Pope Francis urged cardinals, who make up the top echelon of the Roman Catholic Church, on Sunday to shun the intrigue, gossip and cliques typical of a royal court.

Since his election nearly a year ago, Francis has often told his top aides not to live or behave like a privileged class. The eight-year papacy of his predecessor, Benedict, was marked by mishaps and missteps, which were often blamed on a dysfunctional Vatican bureaucracy and intrigue befitting a Renaissance court.

On Sunday, Francis celebrated a mass with 18 of the 19 new cardinals who were elevated to that rank on Saturday. One could not attend because of illness.

‘A cardinal enters the Church of Rome, not a royal court,’ Francis said in his sermon, welcoming the men into the elite group that help him run the Church in the Vatican and around the world.

‘May all of us avoid, and help others to avoid, habits and ways of acting typical of a court: intrigue, gossip, cliques, favouritism and preferences,’ he said during a solemn ceremony in St. Peter's Basilica.

‘Jesus did not come to teach us good manners or to behave as if we were at a social gathering,’ Francis told them.  It was the second consecutive day that Francis had warned cardinals to shun worldly temptations in the corridors of clerical power, either at home or in the nerve centre of the 1.2 billion-member Church.

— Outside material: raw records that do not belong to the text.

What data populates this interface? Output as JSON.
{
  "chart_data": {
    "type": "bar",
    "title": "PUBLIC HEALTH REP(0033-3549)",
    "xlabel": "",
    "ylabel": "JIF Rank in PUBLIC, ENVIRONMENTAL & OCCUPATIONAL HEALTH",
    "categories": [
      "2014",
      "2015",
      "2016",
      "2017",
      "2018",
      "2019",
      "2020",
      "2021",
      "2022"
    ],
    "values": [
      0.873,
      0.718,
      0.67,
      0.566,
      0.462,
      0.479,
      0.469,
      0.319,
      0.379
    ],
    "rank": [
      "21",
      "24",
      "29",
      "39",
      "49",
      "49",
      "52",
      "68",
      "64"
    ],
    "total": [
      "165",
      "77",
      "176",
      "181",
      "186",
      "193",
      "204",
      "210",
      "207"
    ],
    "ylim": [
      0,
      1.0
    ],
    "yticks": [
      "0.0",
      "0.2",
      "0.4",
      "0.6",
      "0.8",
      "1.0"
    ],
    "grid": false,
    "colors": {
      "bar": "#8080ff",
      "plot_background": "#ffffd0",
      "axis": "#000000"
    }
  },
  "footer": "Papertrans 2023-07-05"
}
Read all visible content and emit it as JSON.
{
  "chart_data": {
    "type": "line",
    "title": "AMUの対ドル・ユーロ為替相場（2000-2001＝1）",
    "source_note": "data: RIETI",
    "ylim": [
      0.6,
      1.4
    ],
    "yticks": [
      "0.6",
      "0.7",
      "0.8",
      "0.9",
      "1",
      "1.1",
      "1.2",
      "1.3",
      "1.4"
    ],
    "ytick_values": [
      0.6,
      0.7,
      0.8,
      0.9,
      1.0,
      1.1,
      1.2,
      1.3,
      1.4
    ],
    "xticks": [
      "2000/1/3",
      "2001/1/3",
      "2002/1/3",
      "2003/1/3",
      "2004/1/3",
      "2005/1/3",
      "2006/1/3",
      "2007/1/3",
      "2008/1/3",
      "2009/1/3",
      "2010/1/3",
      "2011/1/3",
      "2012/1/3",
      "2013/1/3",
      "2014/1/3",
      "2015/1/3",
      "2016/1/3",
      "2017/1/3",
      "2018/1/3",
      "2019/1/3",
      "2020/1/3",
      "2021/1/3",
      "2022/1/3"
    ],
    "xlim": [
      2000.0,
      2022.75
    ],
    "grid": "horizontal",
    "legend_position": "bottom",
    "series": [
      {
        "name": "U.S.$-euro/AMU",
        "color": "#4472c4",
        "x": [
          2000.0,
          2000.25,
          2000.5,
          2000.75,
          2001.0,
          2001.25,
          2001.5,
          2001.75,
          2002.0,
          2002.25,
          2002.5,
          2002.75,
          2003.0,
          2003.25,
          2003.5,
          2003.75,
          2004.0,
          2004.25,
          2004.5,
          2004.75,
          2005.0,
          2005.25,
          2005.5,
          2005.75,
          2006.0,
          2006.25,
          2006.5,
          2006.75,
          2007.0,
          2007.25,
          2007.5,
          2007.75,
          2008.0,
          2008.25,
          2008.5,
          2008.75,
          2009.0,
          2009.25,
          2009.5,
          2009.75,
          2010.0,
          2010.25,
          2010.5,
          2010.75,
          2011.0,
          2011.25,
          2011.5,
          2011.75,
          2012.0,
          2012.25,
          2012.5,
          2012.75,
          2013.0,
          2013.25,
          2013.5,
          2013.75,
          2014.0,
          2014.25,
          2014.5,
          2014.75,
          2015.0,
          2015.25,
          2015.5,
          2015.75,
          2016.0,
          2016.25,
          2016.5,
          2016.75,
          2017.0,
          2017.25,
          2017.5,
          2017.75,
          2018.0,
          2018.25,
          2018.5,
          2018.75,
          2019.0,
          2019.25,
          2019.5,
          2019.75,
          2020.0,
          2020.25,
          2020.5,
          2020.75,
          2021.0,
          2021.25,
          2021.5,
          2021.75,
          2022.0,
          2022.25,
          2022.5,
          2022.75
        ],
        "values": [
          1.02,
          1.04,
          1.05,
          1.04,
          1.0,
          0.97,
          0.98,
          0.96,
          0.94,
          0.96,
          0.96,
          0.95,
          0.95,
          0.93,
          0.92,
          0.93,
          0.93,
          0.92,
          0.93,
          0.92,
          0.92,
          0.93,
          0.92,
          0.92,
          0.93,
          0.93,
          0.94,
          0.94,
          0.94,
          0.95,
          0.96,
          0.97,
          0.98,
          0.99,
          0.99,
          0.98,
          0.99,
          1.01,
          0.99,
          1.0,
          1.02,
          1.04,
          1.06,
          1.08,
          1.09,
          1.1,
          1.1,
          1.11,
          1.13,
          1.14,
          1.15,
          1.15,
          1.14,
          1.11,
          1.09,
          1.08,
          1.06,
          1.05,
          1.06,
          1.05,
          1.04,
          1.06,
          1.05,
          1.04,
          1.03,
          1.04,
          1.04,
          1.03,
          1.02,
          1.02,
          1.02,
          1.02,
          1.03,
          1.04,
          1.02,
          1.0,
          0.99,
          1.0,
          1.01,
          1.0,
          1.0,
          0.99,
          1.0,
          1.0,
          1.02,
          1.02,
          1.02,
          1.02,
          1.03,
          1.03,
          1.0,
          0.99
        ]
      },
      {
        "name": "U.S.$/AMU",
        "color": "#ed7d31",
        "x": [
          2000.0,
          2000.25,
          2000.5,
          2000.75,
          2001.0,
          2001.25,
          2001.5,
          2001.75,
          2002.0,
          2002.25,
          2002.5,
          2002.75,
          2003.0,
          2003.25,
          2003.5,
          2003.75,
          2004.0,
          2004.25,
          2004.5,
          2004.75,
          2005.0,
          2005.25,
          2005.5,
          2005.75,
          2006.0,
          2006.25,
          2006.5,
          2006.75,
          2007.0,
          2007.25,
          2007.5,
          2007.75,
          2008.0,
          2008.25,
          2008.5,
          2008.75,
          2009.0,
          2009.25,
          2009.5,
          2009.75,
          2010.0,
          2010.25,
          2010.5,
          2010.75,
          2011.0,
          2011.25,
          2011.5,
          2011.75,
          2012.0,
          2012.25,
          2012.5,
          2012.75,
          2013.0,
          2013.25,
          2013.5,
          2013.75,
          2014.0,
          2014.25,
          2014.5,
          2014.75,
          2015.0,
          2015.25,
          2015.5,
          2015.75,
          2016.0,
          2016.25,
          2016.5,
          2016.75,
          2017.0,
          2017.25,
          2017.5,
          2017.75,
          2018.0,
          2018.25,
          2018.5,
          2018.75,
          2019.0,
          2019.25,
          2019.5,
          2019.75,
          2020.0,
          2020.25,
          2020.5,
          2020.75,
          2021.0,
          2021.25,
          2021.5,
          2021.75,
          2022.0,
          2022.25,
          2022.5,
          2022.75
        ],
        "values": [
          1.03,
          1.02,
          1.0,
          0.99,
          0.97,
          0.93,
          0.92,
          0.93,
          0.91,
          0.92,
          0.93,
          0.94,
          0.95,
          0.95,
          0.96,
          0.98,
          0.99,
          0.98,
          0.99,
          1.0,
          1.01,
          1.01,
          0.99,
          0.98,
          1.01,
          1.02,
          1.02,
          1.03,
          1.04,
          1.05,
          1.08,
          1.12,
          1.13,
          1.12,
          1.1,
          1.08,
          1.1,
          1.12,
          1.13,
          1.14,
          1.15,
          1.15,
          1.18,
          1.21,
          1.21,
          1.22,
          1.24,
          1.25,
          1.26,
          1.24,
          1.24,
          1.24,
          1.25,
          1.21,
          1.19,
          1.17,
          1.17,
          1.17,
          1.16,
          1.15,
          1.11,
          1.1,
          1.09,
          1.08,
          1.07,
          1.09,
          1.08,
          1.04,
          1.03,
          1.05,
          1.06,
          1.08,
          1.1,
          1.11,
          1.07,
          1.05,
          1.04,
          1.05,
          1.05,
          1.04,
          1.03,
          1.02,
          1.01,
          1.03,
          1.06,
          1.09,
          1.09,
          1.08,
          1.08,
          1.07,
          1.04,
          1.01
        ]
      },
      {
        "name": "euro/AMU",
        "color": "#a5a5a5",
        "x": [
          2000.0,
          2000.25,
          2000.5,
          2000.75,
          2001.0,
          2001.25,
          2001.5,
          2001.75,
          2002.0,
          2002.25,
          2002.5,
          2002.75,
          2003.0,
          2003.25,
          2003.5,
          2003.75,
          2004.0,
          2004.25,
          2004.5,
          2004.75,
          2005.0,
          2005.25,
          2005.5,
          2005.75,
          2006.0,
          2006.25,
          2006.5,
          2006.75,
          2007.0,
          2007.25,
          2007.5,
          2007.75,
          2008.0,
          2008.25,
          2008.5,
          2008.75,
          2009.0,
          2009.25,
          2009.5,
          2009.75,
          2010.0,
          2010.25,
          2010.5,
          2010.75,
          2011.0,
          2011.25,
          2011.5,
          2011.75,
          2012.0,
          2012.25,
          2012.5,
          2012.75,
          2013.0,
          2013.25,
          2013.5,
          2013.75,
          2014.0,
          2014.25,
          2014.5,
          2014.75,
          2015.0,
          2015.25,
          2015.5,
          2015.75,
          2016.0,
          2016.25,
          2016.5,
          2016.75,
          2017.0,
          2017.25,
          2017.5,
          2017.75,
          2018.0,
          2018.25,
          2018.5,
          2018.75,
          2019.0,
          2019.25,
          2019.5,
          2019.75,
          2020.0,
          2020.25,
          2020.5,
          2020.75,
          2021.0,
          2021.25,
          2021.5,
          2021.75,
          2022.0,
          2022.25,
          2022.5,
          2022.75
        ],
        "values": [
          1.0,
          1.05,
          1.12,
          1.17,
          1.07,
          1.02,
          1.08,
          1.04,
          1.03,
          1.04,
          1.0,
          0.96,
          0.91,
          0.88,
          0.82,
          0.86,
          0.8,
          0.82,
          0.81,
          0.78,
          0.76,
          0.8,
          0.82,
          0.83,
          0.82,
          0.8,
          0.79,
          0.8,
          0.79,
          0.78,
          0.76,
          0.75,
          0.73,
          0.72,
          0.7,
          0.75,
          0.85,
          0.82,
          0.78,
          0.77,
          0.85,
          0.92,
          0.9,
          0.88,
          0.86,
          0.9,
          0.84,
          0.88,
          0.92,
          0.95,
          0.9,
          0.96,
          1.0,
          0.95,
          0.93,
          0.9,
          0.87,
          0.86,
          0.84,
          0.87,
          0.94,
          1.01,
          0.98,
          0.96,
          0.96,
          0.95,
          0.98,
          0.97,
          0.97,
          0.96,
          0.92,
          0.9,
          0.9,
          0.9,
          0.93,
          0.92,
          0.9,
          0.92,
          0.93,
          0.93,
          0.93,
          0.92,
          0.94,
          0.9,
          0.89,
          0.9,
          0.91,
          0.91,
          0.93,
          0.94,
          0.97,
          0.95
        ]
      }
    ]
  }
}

At the induction ceremony on Saturday, which was attended by ex-pope Benedict, Francis urged the cardinals to avoid rivalries and factions. It was the first time Francis and Benedict, who resigned on 28 February, 2013, had been together for a liturgical celebration.
The ‘Vatileaks’ scandal, in which Benedict's butler was arrested for leaking the pope's private papers to the media, alleged corruption in the Holy See, something the Vatican denied.

United in simplicity and service, he asked the new cardinals to remain united among themselves and with him as they advise and help him run the Church in the Vatican and beyond in a spirit of simplicity and service.
Later, addressing tens of thousands of people in St. Peter's Square for his Sunday blessing, Francis said Catholic leaders should ‘not consider themselves holders of special powers or bosses, but place themselves at the service of the community’.
They should be ‘good servants, not good bosses,’ he said.  Since his election last March as the first non-European pope in 1,300 years, Francis has attempted to infuse the Vatican and the Church with his simple style.